Sein verschwommener Blick ruhte auf mir, er wirkte jetzt wie ein Papagei, der etwas gesagt hat und mit schrägem Kopf auf Anerkennung wartet.

«Der Neue von Brunos Ex-Frau Rita.»

Er drückte seine halbgerauchte Zigarette aus, nahm eine neue aus der Packung und steckte sie an.

«Oh, excusez, wollen Sie auch eine?», fragte er unvermittelt, als wäre ihm etwas Wichtiges eingefallen, das Licht in die Sache bringen würde.
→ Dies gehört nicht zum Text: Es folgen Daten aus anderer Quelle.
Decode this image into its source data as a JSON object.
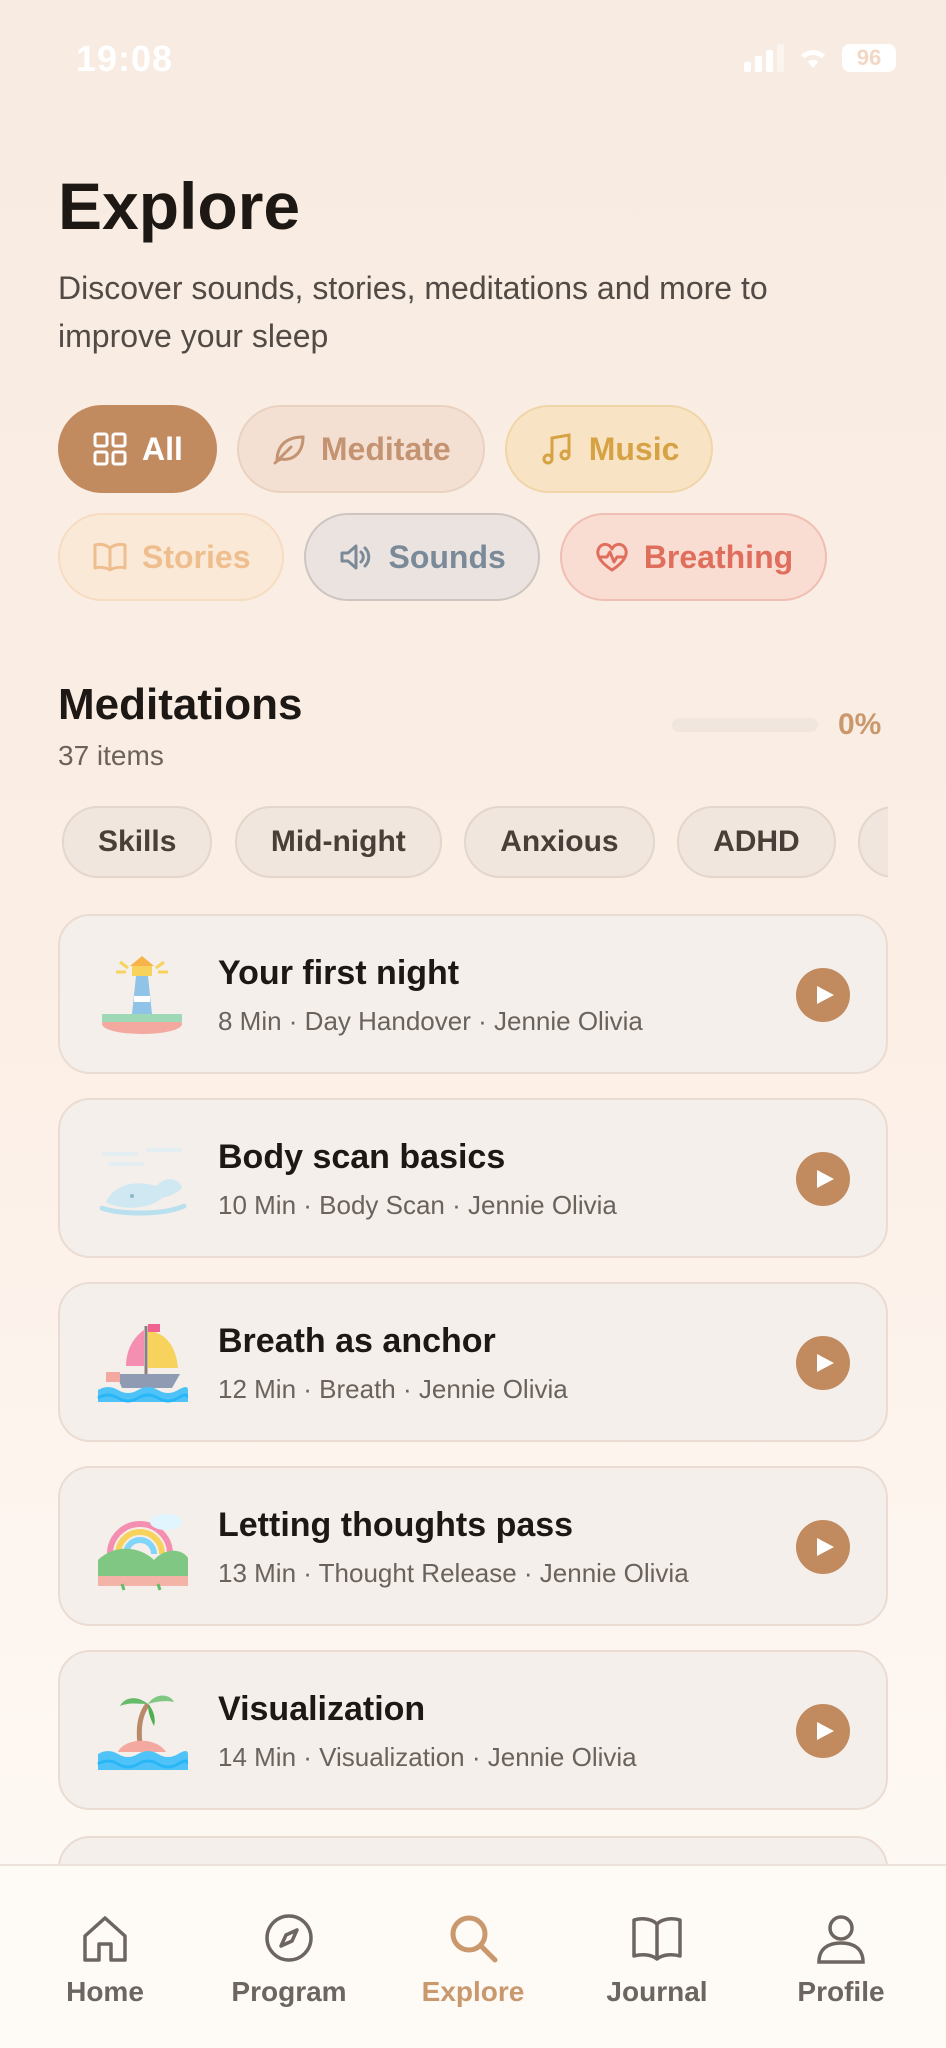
{
  "status_bar": {
    "time": "19:08",
    "battery": "96"
  },
  "header": {
    "title": "Explore",
    "subtitle": "Discover sounds, stories, meditations and more to improve your sleep"
  },
  "filters": {
    "all": "All",
    "meditate": "Meditate",
    "music": "Music",
    "stories": "Stories",
    "sounds": "Sounds",
    "breathing": "Breathing"
  },
  "section": {
    "title": "Meditations",
    "count": "37 items",
    "progress_label": "0%",
    "progress_value": 0
  },
  "tags": [
    "Skills",
    "Mid-night",
    "Anxious",
    "ADHD"
  ],
  "items": [
    {
      "title": "Your first night",
      "meta": "8 Min · Day Handover · Jennie Olivia",
      "icon": "lighthouse-icon"
    },
    {
      "title": "Body scan basics",
      "meta": "10 Min · Body Scan · Jennie Olivia",
      "icon": "whale-icon"
    },
    {
      "title": "Breath as anchor",
      "meta": "12 Min · Breath · Jennie Olivia",
      "icon": "boat-icon"
    },
    {
      "title": "Letting thoughts pass",
      "meta": "13 Min · Thought Release · Jennie Olivia",
      "icon": "rainbow-hills-icon"
    },
    {
      "title": "Visualization",
      "meta": "14 Min · Visualization · Jennie Olivia",
      "icon": "island-icon"
    }
  ],
  "tabs": {
    "home": "Home",
    "program": "Program",
    "explore": "Explore",
    "journal": "Journal",
    "profile": "Profile"
  },
  "colors": {
    "accent": "#c28a5f",
    "background": "#fbeee4",
    "active_tab": "#c9986d"
  }
}
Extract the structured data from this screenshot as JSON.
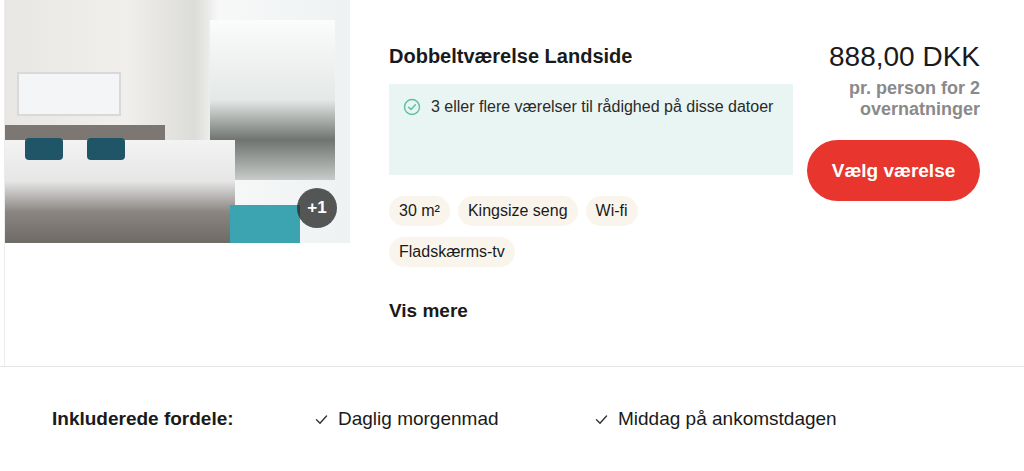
{
  "room": {
    "title": "Dobbeltværelse Landside",
    "photo_count": "+1",
    "availability": "3 eller flere værelser til rådighed på disse datoer",
    "features": [
      "30 m²",
      "Kingsize seng",
      "Wi-fi",
      "Fladskærms-tv"
    ],
    "more_link": "Vis mere",
    "price": "888,00 DKK",
    "price_note": "pr. person for 2 overnatninger",
    "select_button": "Vælg værelse"
  },
  "benefits": {
    "label": "Inkluderede fordele:",
    "items": [
      "Daglig morgenmad",
      "Middag på ankomstdagen"
    ]
  }
}
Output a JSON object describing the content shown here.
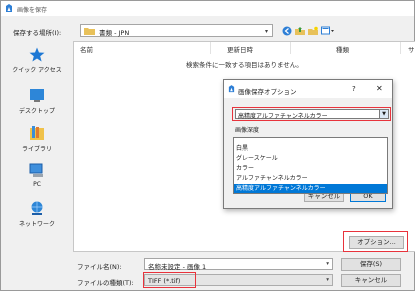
{
  "window": {
    "title": "画像を保存"
  },
  "location": {
    "label": "保存する場所(I):",
    "value": "書類 - JPN"
  },
  "places": [
    {
      "label": "クイック アクセス",
      "icon": "star-icon"
    },
    {
      "label": "デスクトップ",
      "icon": "desktop-icon"
    },
    {
      "label": "ライブラリ",
      "icon": "library-icon"
    },
    {
      "label": "PC",
      "icon": "computer-icon"
    },
    {
      "label": "ネットワーク",
      "icon": "network-icon"
    }
  ],
  "filelist": {
    "columns": [
      "名前",
      "更新日時",
      "種類",
      "サ"
    ],
    "empty_message": "検索条件に一致する項目はありません。"
  },
  "filename": {
    "label": "ファイル名(N):",
    "value": "名称未設定 - 画像 1"
  },
  "filetype": {
    "label": "ファイルの種類(T):",
    "value": "TIFF (*.tif)"
  },
  "buttons": {
    "save": "保存(S)",
    "cancel": "キャンセル",
    "options": "オプション..."
  },
  "options_dialog": {
    "title": "画像保存オプション",
    "help": "?",
    "close": "✕",
    "selected_value": "高精度アルファチャンネルカラー",
    "field_label": "画像深度",
    "cancel": "キャンセル",
    "ok": "OK",
    "options": [
      "白黒",
      "グレースケール",
      "カラー",
      "アルファチャンネルカラー",
      "高精度アルファチャンネルカラー"
    ],
    "selected_index": 4
  },
  "colors": {
    "highlight": "#e8333c",
    "selection": "#0078d7"
  }
}
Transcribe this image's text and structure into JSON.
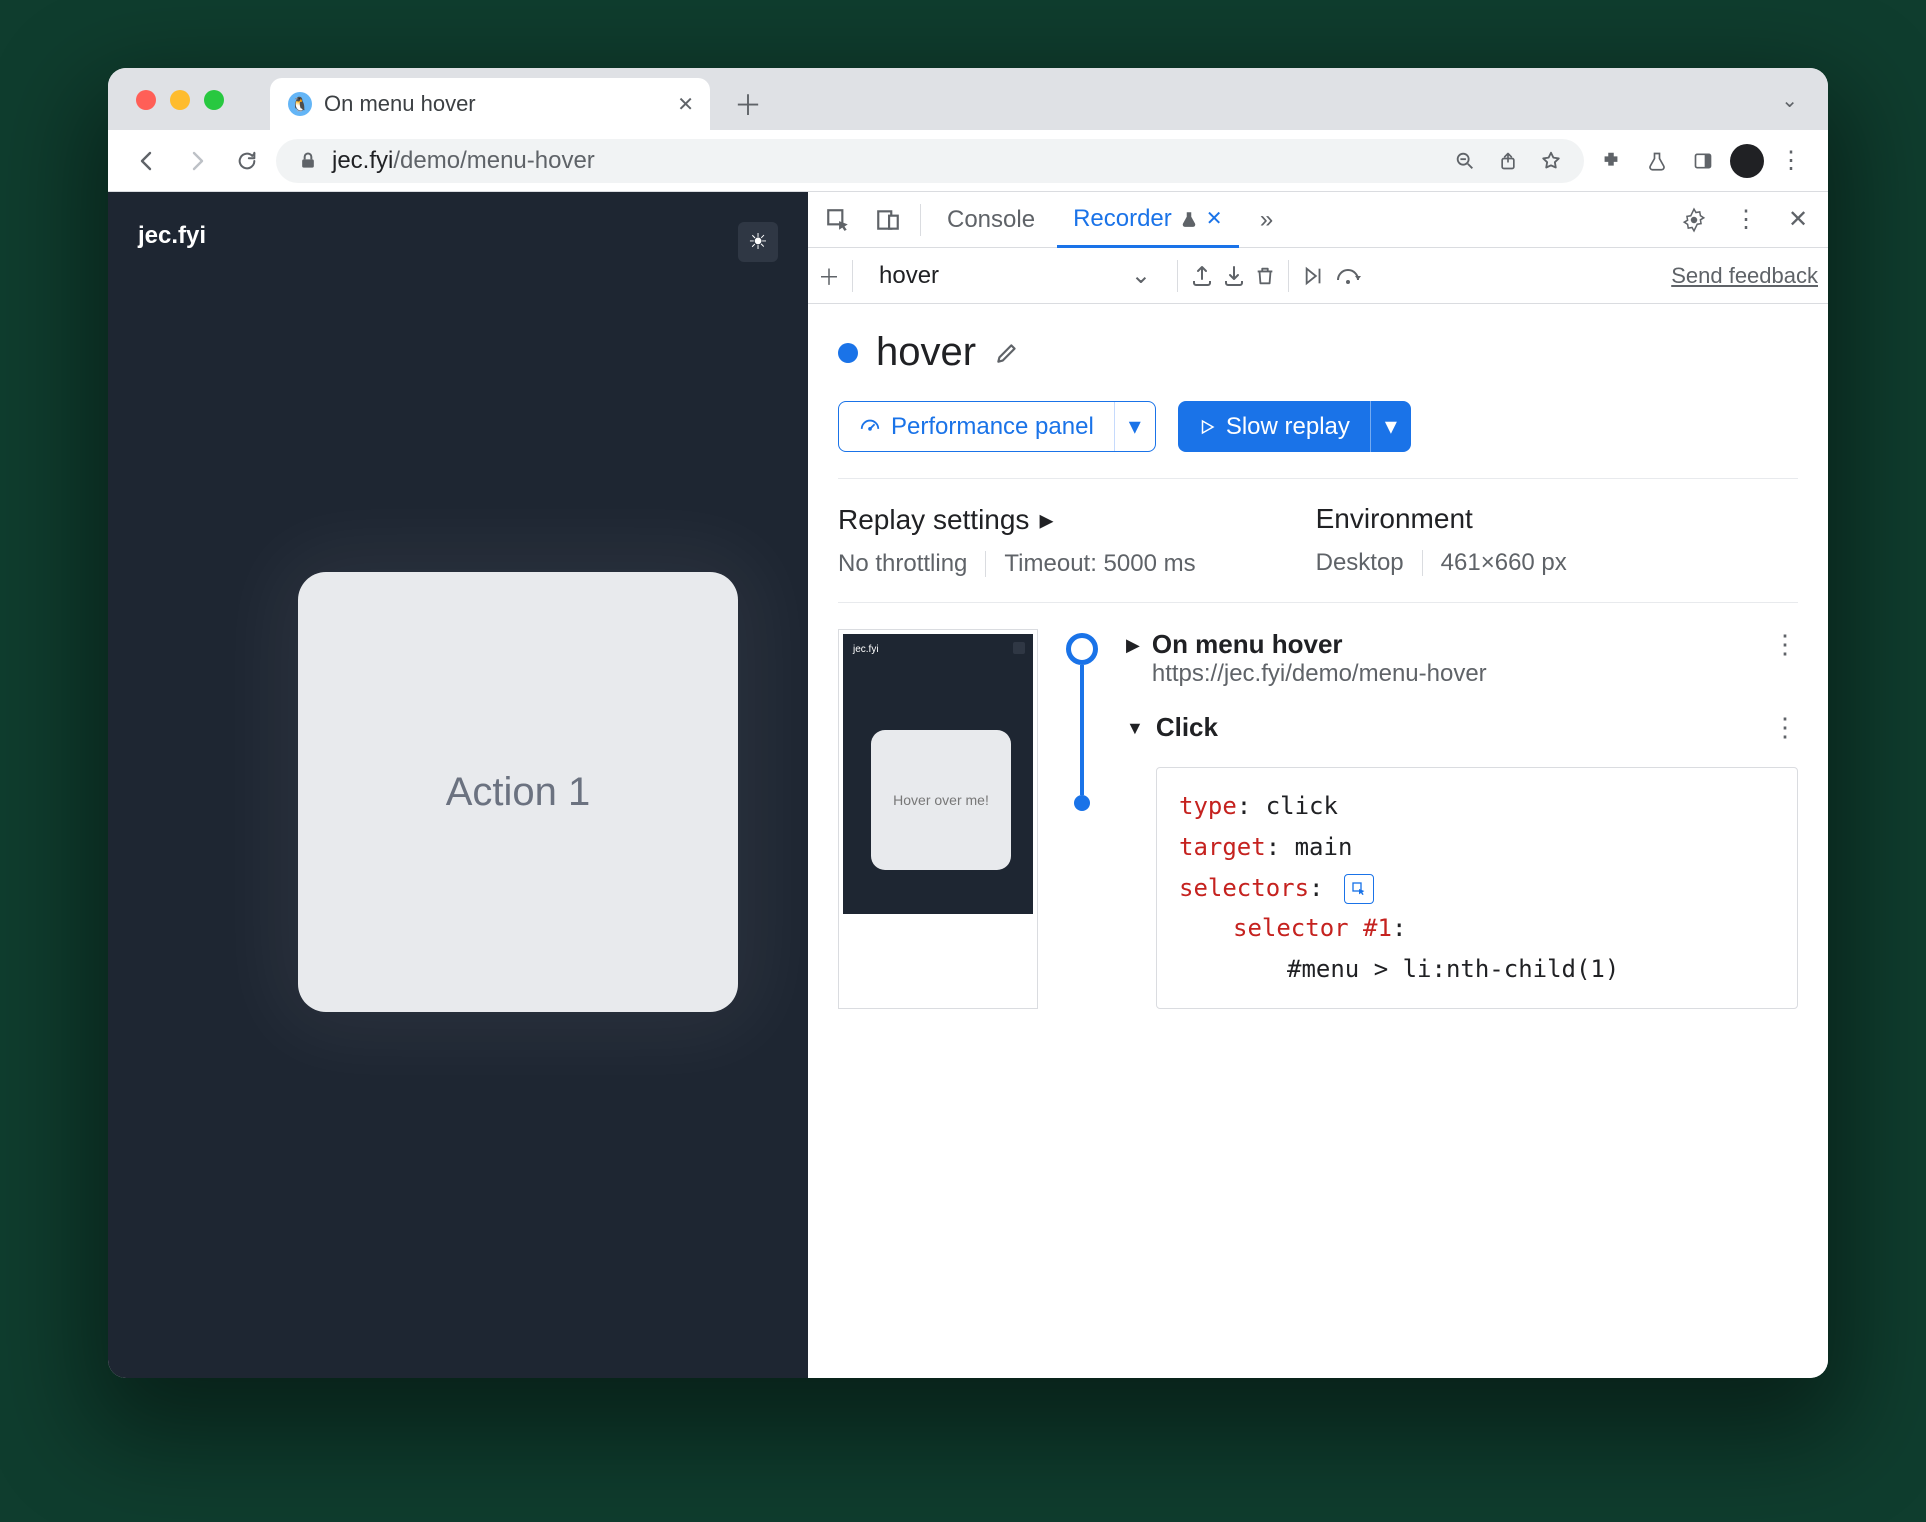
{
  "browser": {
    "tab_title": "On menu hover",
    "url_host": "jec.fyi",
    "url_path": "/demo/menu-hover"
  },
  "page": {
    "brand": "jec.fyi",
    "card_text": "Action 1"
  },
  "devtools": {
    "tabs": {
      "console": "Console",
      "recorder": "Recorder"
    },
    "toolbar": {
      "dropdown_value": "hover",
      "feedback": "Send feedback"
    },
    "recording": {
      "title": "hover",
      "perf_button": "Performance panel",
      "replay_button": "Slow replay"
    },
    "settings": {
      "replay_title": "Replay settings",
      "throttling": "No throttling",
      "timeout": "Timeout: 5000 ms",
      "env_title": "Environment",
      "env_device": "Desktop",
      "env_size": "461×660 px"
    },
    "steps": {
      "thumb_text": "Hover over me!",
      "nav_title": "On menu hover",
      "nav_url": "https://jec.fyi/demo/menu-hover",
      "click_title": "Click",
      "code": {
        "k_type": "type",
        "v_type": "click",
        "k_target": "target",
        "v_target": "main",
        "k_selectors": "selectors",
        "k_selector1": "selector #1",
        "v_selector1": "#menu > li:nth-child(1)"
      }
    }
  }
}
Ich bejahte, obwohl ich eigentlich nicht rauchte, außer selten, aber nie am Morgen und schon gar keine Gauloises. Aber vielleicht brachte das ja wirklich Licht in die Sache.

«Bruno ist wie gesagt verhaftet worden, am Montagmorgen. Ich habe ihn gestern kurz gesehen. Es schaut schlecht für ihn aus. Er hat mir aufgetragen, Sie anzurufen und Sie zu bitten, der Sache nachzugehen, herauszufinden, wer es gewesen ist. Er, so sagt er, sei unschuldig.» Rothenbühler neigte sich über den Schreibtisch und gab mir mit einem Feuerzeug aus Blech Feuer.

Ich nahm einen tiefen Zug und mir wurde schwindlig.

«Aber eben, er hat ein Motiv und kein Alibi. Zu Hause will er gewesen sein, und ferngesehen will er haben. Irgendeine Quizsendung, wie er sagt, aber genau erinnert er sich nicht mehr. Nun ja, Promille hatte er auch am Montag noch genug.» Wir rauchten beide konzentriert. Ich hatte mit einem Mal das Bedürfnis, mich wieder hinzulegen. Wahrscheinlich die Wirkung des Nikotins.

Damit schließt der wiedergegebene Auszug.